Uma luz na escuridão
4 Capítulo 4 (Revisado)
Notas iniciais
Pov. Melissa
Sabe quando você tem aquela sensação de que algo vai dar errado? Pois é, estou com essa sensação.
Depois que o pessoal saiu pra busca, ajudei Beth com a Judy. Carl foi ajudar Carol na cerca, arrumei minha cela e agora estou aqui na cerca.
Esses zumbis estão cada vez mais repugnantes. Já fazia horas que eu os matava. Eles sempre se juntam e começam a forçar a cerca, então temos que derrubar o máximo possível — mas sempre deixamos alguns para tentar encobrir nossos cheiros.
— Ei, Mel — chamou Anabelly. Ela era do outro bloco, a única com quem eu falava mais do que o necessário.
— Oi — respondi.
— Que cara de preocupada — comentou.
Dei de ombros.
— Está preocupada com ele — disse ela.
— O quê? Quem? — perguntei sem entender.
— Daryl — falou rindo.
— Não diga besteira — respondi.
Ela riu e apontou para a cerca.
— Minha vez.
Tirei o ferro, logo as luvas e o avental, e entreguei pra ela.
— Boa sorte — falei, e ela torceu o nariz, assim como eu odiava aquilo.
Quando comecei a andar, ouvi o barulho da moto. Meu coração acelerou. Corri para o pátio.
O portão foi aberto e, ao ver quem pilotava a moto, senti meu coração despedaçar: era Michonne. Algo estava errado. Eu sabia.
— Hershel! Chamem o Hershel! — gritou Mich.
Seus olhos encontraram os meus, e senti meu mundo desabar.
Vi a porta de trás do carro se abrir. Tyreese correu até lá. Rick e ele tiraram alguém de dentro — e então meu coração, que já estava em pedaços, se esfarelou de vez. Era Daryl.
— Daryl! — gritei indo até ele.
Michonne me segurou.
— Me solta! Preciso ver ele! — falei, já sentindo as lágrimas brotarem.
— Deixe Hershel cuidar dele, depois você vai — disse ela, me segurando firme.
Olhei desesperada para onde ele tinha sido levado.
— Vem, me ajuda a tirar as coisas do carro — pediu Michonne.
Assim que ela me soltou, murmurei um “desculpe” e corri para dentro do bloco. Eu precisava ver Daryl.

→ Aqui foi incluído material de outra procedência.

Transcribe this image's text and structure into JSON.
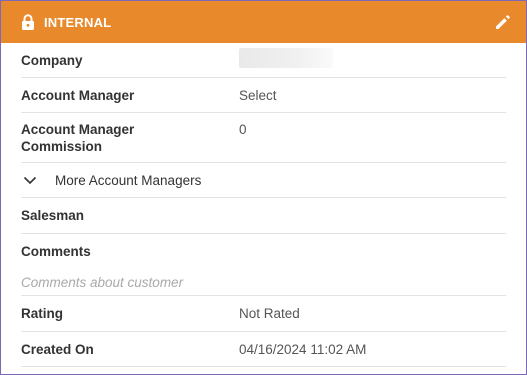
{
  "header": {
    "title": "INTERNAL",
    "lock_icon": "lock-icon",
    "edit_icon": "pencil-icon",
    "color": "#e8892c"
  },
  "fields": {
    "company": {
      "label": "Company",
      "value": ""
    },
    "account_manager": {
      "label": "Account Manager",
      "value": "Select"
    },
    "account_manager_commission": {
      "label_line1": "Account Manager",
      "label_line2": "Commission",
      "value": "0"
    },
    "more_account_managers": {
      "label": "More Account Managers",
      "icon": "chevron-down-icon"
    },
    "salesman": {
      "label": "Salesman",
      "value": ""
    },
    "comments": {
      "label": "Comments",
      "placeholder": "Comments about customer"
    },
    "rating": {
      "label": "Rating",
      "value": "Not Rated"
    },
    "created_on": {
      "label": "Created On",
      "value": "04/16/2024 11:02 AM"
    }
  }
}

— Onde ele está? — perguntei para Beth, que chorava.
— Lá em cima — respondeu, apontando.
Subi correndo. Tyreese estava na porta da cela. Entrei às pressas, e Hershel me olhou assustado.
— Melissa, saia — falou Rick.
— Não — respondi firme.
— Você tem que sair — disse ele, vindo em minha direção e segurando meu braço.
Puxei a adaga presa à minha calça e a coloquei em sua garganta.
— Tira as mãos de mim — falei, o encarando.
Rick, talvez surpreso com minha reação, me soltou rapidamente.
— Como ele está? — perguntei a Hershel.
— Ele vai ficar bem. Preciso retirar uma das balas — respondeu.
Balas. As palavras de Hershel ecoavam na minha cabeça.
— O que aconteceu? — perguntei, olhando para Rick.
Ele respirou fundo. Eu sabia que não gostou do que eu fiz, mas não me importava.
— Encontramos um grupo de sobreviventes ao sairmos da loja. Um dos homens conhecia Daryl de antes. Ele queria levar todo o suprimento que conseguimos e, como não concordamos... — ele se calou.
Uma raiva tomou conta de mim. Espero que esse homem esteja morto. Bem morto. Se não estiver, eu mesma o matarei.
— Ele está morto? — perguntei, e ele sabia de quem eu falava.
— Sim — respondeu.
Daryl gemeu de dor, e meu coração se esfarelou mais um pouco. Ele não parecia em nada o caçador durão sem dó que diziam ser. Ali estava o homem de bom coração, o homem que salvou minha vida — e a de vários naquele lugar. Ali estava meu Daryl.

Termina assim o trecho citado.